Pope Leo had joined the Emperor at Pressburg in 1052, and vainly sought to secure the submission of the Hungarians.
At Regensburg, Bamberg and Worms, the papal presence had been celebrated with various ecclesiastical solemnities.
The Normans, who have plundered and devastated many churches and monasteries in their marauding expeditions, continue to present considerable dangers to the existence of the papal state.
The Norman advances in southern Italy had alarmed the papacy for many years, though the impetus for the imminent battle itself has come about for several reasons.
First, the Norman presence in Italy is more than just a case of upsetting the power balance, for many of the Italian locals do not take kindly to the Norman raiding and wish to respond in kind, regarding them as little better than brigands.
The raiding activities which brought about such hatred also occur in the see of Benevento, a deed not emphasized in the Norman chronicles, but for Pope Leo this is the more significant concern in the political instability of the region.
In fact, according to Graham Loud, the Beneventians, who previously had been approached by both the German Emperor Henry III and by the Pope previously to swear fealty, had finally appealed and submitted to Leo to personally take over the control of the city (as well as lifting a previous excommunication) in 1051.
At this point, Benevento is also the border and march land between Rome and the German Empire and the newly established Norman holdings.
The second reason behind the conflict is the instability brought about on the Norman side by the death of Drogo de Hauteville, who had been the nominal war leader of the Normans and Count of Apulia, and who had been murdered in 1051 in unclear circumstances.
According to Malaterra's account, the native Lombards were responsible for the plot, and a courtier named Rito committed the deed at the castrum of Montillaro.

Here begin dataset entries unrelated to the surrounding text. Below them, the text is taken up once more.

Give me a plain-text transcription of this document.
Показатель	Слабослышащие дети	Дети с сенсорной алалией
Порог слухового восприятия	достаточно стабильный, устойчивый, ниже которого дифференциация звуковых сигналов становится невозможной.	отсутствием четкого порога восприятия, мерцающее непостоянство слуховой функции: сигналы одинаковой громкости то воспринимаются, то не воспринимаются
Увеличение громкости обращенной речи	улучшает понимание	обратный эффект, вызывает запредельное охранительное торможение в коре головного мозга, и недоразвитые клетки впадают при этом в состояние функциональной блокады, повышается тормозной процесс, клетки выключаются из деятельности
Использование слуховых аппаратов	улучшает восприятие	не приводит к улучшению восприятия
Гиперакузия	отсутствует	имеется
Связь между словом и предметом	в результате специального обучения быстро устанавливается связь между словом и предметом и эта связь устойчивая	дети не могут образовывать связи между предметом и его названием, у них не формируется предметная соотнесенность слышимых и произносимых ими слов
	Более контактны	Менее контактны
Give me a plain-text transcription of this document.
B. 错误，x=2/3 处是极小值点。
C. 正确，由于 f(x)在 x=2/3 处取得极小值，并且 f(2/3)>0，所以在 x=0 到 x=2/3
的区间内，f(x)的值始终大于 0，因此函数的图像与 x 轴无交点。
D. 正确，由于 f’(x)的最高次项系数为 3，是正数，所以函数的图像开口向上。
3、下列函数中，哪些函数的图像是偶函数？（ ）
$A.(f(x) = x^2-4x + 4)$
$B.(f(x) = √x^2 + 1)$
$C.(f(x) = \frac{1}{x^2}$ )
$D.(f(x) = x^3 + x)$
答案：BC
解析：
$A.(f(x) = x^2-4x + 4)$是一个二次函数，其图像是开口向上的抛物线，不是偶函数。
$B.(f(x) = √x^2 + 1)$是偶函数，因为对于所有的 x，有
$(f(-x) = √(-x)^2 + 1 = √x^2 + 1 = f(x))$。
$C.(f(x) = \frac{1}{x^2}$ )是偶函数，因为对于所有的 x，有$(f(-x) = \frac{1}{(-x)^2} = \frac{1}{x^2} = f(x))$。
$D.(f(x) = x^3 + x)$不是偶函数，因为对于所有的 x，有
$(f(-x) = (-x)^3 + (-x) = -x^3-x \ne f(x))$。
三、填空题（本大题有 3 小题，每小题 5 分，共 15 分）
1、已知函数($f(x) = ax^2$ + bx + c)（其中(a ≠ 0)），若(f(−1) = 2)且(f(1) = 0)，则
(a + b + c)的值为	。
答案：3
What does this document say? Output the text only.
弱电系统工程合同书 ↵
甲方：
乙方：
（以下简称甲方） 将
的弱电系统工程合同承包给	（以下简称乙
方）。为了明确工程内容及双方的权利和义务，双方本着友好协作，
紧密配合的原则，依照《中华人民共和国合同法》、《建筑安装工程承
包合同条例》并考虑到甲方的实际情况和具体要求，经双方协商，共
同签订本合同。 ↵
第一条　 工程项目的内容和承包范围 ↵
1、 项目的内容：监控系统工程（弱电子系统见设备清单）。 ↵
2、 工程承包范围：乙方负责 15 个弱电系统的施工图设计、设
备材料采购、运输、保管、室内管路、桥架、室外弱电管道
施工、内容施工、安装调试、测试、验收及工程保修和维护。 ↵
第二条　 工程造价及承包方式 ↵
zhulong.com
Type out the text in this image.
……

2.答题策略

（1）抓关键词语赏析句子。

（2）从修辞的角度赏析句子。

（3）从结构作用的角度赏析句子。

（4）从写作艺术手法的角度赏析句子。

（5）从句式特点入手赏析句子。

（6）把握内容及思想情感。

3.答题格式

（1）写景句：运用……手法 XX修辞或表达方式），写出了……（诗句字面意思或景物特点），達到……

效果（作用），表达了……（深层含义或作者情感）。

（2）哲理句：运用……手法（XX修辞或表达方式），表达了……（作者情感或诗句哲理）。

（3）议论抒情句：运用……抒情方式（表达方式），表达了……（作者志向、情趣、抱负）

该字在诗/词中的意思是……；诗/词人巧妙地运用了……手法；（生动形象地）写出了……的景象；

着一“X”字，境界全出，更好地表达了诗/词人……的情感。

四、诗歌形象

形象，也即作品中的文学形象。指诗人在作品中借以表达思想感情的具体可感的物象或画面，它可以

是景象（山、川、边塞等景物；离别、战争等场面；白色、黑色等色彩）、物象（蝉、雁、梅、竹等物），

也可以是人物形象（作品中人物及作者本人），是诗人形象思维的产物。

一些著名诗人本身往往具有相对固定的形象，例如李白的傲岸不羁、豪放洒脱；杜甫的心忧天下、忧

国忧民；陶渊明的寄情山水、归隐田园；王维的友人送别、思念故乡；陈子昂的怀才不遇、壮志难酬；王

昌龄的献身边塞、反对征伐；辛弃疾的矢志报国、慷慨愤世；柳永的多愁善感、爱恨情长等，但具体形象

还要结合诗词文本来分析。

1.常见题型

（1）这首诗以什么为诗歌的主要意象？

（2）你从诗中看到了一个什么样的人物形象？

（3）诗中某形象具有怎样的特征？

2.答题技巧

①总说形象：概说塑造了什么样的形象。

Despite the benefit the pope and both Greek and German emperors would have drawn from his murder, it is difficult to speculate beyond Malaterra's report since the details of the murder do not appear in most other sources, particularly the Norman chronicles.
Nevertheless, there had certainly been a strong reaction to Drogo's death, with his brother Humphrey taking over the leadership position of his brother, and scouring the countryside and his enemies in response.
Finally, in 1052, Leo asks the emperor for aid in curbing the growing Norman power.
The emperor had initially refused to grant the Pope substantial aid against the Normans, in southern Italy, and Leo returns to Rome in March 1053 with only seven hundred Swabian infantry.
Others are also worried about the Norman power, in particular the Italian and Lombard rulers in the south.
The Prince of Benevento, Rudolf, the Duke of Gaeta, the Counts of Aquino and Teano, the Archbishop and the citizens of Amalfi—together with Lombards from Apulia, Molise, Campania, Abruzzo and Latium—answer the call of the Pope, and form a coalition that moves against the Normans.
However, while these forces include troops from almost every great Italian magnate, they do not include forces from the Prince of Salerno, who has more to gain than the others from a Norman defeat.
The Pope had also another friendly power in the Empire ruled by Constantine IX.
At first, the imperial authorities, established in Apulia, had tried to buy off the Normans and press them into service within their own largely mercenary army; since the Normans are famous for their avarice.
To this end, the imperial commander, the Lombard Catepan of Italy Argyrus, had offered money to disperse as mercenaries to the Eastern frontiers of the Empire, but the Normans had rejected the proposal, explicitly stating that their aim is the conquest of southern Italy.
Thus spurned, Argyrus had contacted the Pope, and when, after a fourth Easter synod in 1053, Leo and his army of Italians and Swabian mercenaries move from Rome to Apulia to engage the Normans in battle, an imperial army personally led by Argyrus moves from Apulia with the same plan, catching the Normans in a pinch.